After the storm, there were millions of people without power throughout the state. We learned how power gets turned back on when that happens: hospitals and police stations come first, followed by nursing homes, then neighborhoods. The local coffee shop was near a hospital, so that neighborhood had power. We clustered there, soaking up the AC and iced coffee.
One day, a young woman brought her beautiful Golden Retriever to the shop. She was frantic. The dog couldn’t walk, couldn’t lift his head. None of us knew each other, but we all stepped in to help: I (as a nurse) diagnosed him, and other people brought water. The shop tenders brought ice and let her carry the dog inside, into the AC. Another person volunteered to drive her and the dog to the closest vet, others held her while she cried.
He was dying of heat exhaustion and dehydration.
Her apartment was too hot for the dog, she said. Even with all the windows open, the heat was unbearable and the poor dog didn’t stand a chance. We listened to her and nodded our heads. We were all in the same boat. In the aftermath of the storm, the sun was brutal and the air was thick with water. Houses and apartments were deadly hot; that’s why we were all at the coffee shop.
As she left, several of us cried, knowing that the dog probably wasn’t going to make it. Ours tears were an expression of grief for her and frustration caused by the heat, the exhaustion, and the stress we were all feeling. You see, there was already another hurricane out there.
As I write this, Hurricane Gustav is pounding NOLA. What’s more, it is just a little more than a year since Katrina hit the same area. There is no doubt that Katrina was an extraordinarily tragic event, a tragedy compounded by an inept and uncaring political machine as well as bigotry. It will take years, activists, educators and historians to bring about the change we need in this country.
But the fact that Katrina’s impact upon NOLA was devastating does not mitigate the destruction visited upon Florida in the aftermath of 7 hurricanes in 14 months. How does one measure disaster? Adding up the toll in dollars or even in deaths does not describe the personal sacrifice, the personal loss, the personal experience.

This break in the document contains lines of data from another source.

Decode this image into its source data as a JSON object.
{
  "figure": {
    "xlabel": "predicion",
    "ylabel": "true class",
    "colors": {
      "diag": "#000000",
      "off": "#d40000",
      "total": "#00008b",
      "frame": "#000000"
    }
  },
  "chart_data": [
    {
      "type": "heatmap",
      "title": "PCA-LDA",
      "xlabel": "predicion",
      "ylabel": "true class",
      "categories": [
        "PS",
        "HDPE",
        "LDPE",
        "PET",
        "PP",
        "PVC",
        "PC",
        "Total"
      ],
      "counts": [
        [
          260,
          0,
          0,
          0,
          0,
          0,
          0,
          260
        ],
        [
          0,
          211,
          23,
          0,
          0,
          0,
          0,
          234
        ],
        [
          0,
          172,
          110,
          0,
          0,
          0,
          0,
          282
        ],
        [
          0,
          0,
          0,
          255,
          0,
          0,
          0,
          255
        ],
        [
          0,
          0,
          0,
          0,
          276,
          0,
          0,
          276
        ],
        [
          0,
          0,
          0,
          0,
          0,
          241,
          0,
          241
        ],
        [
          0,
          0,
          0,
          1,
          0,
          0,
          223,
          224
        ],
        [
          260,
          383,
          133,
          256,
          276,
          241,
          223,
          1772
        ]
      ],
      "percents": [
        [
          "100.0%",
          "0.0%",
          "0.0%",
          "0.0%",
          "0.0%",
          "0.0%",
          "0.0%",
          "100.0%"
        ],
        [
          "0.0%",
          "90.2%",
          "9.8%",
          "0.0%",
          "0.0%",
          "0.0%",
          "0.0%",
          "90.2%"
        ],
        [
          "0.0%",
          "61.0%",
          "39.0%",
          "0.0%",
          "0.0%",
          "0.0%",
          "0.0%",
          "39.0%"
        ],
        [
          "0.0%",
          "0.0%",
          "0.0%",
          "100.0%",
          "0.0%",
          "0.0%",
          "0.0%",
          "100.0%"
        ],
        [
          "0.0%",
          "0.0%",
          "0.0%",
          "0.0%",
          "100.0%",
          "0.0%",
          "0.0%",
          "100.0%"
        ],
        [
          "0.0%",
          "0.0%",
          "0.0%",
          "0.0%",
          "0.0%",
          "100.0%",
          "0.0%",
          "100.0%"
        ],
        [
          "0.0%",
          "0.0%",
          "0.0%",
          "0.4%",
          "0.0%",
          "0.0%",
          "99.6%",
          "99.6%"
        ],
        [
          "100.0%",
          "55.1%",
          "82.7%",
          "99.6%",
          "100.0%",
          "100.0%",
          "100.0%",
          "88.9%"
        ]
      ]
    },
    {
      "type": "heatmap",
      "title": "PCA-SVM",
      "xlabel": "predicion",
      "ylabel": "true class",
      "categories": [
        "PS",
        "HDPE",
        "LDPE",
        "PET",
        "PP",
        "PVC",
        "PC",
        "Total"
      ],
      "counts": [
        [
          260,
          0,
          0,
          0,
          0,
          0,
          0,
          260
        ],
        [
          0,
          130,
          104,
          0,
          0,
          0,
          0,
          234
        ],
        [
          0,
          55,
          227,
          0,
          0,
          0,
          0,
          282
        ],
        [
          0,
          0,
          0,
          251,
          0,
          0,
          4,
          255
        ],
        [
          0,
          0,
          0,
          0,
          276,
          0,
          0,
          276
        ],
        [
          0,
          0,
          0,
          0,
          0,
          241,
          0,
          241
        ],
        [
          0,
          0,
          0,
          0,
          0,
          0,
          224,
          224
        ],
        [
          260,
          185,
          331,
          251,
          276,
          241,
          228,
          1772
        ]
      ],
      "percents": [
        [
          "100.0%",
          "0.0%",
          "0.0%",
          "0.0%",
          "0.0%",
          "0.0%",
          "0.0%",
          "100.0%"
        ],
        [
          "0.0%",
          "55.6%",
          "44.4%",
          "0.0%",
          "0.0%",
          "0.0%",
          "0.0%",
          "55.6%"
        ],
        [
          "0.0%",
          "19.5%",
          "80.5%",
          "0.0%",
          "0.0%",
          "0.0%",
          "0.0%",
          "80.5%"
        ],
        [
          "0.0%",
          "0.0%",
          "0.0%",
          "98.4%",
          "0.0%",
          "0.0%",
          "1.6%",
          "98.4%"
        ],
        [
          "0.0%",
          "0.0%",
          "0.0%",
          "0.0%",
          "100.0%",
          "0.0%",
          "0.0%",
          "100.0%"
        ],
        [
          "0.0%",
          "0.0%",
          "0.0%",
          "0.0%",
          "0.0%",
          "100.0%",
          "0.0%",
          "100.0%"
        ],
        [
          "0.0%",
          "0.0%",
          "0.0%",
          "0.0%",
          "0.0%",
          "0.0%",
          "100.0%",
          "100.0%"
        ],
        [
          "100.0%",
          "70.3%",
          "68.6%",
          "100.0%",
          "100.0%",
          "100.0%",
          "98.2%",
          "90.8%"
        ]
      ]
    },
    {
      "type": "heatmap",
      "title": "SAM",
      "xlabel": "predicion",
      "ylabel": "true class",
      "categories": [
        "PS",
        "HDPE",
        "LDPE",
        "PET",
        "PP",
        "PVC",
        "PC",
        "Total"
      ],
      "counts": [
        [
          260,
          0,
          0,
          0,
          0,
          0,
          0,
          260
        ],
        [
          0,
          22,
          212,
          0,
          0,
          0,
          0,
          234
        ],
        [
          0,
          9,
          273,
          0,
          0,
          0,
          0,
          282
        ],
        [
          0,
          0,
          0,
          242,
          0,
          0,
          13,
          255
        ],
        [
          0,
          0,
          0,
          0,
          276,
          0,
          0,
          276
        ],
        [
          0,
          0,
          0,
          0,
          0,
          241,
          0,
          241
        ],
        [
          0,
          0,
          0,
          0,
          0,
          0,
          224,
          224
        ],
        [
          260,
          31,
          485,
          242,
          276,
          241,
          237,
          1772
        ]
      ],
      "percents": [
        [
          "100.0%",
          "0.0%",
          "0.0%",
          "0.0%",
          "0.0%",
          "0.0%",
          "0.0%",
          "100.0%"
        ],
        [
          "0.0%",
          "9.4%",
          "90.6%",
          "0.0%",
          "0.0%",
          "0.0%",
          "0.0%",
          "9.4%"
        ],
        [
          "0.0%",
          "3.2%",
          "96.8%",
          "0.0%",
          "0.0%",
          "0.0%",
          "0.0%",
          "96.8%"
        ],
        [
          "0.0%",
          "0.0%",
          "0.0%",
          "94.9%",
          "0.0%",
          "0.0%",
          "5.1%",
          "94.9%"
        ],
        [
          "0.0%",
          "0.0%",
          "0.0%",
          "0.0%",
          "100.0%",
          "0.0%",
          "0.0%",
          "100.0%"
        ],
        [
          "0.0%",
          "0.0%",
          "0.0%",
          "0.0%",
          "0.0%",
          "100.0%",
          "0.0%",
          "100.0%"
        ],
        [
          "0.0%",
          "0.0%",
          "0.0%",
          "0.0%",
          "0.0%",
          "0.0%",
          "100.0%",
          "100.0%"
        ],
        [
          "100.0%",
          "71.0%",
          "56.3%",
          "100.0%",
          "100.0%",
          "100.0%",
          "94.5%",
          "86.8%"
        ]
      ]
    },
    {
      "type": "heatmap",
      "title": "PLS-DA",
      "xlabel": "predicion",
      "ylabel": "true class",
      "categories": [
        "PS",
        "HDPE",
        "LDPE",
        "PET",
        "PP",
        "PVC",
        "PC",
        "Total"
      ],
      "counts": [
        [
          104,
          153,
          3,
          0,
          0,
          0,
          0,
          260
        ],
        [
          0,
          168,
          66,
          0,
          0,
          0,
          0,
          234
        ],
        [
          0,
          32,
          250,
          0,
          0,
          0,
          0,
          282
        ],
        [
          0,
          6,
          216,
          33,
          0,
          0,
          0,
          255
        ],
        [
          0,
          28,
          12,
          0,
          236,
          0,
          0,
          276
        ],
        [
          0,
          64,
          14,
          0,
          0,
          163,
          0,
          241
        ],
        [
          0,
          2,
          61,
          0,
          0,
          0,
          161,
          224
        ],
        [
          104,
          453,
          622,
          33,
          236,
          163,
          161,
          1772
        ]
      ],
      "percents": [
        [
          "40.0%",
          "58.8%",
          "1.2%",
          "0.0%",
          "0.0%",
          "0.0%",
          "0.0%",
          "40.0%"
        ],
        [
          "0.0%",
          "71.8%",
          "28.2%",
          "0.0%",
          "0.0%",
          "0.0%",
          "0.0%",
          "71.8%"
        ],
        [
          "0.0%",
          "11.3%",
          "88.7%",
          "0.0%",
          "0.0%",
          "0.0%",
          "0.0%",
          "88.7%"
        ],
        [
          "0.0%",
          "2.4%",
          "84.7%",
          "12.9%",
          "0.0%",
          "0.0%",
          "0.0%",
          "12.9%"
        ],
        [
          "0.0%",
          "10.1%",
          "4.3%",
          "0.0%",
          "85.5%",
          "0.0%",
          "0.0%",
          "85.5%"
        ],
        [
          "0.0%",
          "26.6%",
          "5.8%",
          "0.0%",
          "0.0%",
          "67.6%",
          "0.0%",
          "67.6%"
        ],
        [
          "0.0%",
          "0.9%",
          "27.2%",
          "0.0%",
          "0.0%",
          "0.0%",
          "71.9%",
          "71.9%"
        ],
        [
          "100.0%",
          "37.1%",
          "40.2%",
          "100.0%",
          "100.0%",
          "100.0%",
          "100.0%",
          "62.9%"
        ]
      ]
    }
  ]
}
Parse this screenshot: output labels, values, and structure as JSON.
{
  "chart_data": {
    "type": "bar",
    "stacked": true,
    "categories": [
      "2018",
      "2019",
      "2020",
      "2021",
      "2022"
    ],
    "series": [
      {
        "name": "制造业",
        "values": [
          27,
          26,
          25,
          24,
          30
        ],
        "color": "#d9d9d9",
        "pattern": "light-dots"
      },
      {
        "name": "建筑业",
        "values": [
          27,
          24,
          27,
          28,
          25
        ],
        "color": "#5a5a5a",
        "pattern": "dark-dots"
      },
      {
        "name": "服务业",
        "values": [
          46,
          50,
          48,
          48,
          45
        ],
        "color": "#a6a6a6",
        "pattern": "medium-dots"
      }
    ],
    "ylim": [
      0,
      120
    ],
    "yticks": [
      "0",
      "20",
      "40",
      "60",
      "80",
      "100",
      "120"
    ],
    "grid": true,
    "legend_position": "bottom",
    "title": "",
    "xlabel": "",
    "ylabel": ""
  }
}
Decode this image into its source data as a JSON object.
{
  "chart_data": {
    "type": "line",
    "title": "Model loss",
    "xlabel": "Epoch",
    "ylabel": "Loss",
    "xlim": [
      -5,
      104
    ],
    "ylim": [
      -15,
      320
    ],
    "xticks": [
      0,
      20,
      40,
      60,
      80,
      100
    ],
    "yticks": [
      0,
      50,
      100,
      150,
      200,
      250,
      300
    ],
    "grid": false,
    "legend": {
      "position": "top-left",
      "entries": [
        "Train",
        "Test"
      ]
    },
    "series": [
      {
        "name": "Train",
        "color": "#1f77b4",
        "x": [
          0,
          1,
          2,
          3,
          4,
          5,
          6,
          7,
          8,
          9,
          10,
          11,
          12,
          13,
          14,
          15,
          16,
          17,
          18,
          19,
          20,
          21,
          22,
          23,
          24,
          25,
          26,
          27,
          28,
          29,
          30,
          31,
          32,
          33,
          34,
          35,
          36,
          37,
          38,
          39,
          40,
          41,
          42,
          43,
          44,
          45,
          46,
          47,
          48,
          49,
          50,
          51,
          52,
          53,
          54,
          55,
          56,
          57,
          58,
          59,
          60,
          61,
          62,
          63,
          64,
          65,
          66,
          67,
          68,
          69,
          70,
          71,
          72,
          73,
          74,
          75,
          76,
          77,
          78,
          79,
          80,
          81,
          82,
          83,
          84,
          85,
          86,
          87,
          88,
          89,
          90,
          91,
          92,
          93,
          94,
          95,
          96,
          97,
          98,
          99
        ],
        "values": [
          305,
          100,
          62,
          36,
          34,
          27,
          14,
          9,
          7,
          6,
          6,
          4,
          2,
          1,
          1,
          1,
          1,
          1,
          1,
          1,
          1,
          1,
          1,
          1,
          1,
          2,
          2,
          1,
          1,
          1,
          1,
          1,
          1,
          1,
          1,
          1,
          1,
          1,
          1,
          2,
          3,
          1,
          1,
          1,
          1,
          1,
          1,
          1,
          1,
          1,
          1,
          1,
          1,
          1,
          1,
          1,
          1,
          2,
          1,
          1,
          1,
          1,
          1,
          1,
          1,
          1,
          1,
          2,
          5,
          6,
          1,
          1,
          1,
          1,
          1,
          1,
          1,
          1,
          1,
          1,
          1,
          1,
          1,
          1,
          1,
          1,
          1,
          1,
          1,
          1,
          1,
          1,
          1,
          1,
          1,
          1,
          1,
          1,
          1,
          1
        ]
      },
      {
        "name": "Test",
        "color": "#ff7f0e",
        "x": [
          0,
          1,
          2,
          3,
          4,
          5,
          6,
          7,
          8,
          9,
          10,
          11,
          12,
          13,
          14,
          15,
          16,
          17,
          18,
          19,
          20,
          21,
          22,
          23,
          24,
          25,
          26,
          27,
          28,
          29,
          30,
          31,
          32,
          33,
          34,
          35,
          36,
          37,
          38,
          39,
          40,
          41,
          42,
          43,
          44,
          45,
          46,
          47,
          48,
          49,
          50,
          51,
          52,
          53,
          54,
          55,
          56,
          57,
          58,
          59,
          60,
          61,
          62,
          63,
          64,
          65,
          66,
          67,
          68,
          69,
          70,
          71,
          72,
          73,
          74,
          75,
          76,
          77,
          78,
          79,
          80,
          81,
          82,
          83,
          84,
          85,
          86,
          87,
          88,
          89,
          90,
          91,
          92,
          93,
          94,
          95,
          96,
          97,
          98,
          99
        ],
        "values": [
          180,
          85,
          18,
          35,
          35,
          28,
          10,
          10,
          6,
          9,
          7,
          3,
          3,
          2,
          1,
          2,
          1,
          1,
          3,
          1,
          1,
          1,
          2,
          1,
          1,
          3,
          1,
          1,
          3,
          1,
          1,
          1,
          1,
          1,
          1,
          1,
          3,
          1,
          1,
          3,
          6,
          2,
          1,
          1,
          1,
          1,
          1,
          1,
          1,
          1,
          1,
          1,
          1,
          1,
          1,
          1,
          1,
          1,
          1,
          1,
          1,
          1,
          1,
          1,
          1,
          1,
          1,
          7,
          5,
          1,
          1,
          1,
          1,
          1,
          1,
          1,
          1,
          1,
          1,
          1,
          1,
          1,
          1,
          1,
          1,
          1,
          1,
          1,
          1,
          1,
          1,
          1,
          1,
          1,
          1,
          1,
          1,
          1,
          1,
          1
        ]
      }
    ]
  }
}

One strong hurricane is catastrophic. Seven in 14 months is a holocaust.
I don’t know if the experience has made us wiser or more cautious. I don’t know if we now know when to stay or when to leave. I only know that I was one of the lucky ones.
I live in St. Petersburg now. A peninsula surrounded by water. So far, my home is intact, and my city is standing. I still have a job, and my son lives safely down the street. My life is more or less normal, at least for now. Only God knows what tomorrow may bring.
After all, I am living right smack in the middle of the intersection. And we all know that if you live and play in the street, you’re bound to get hit someday.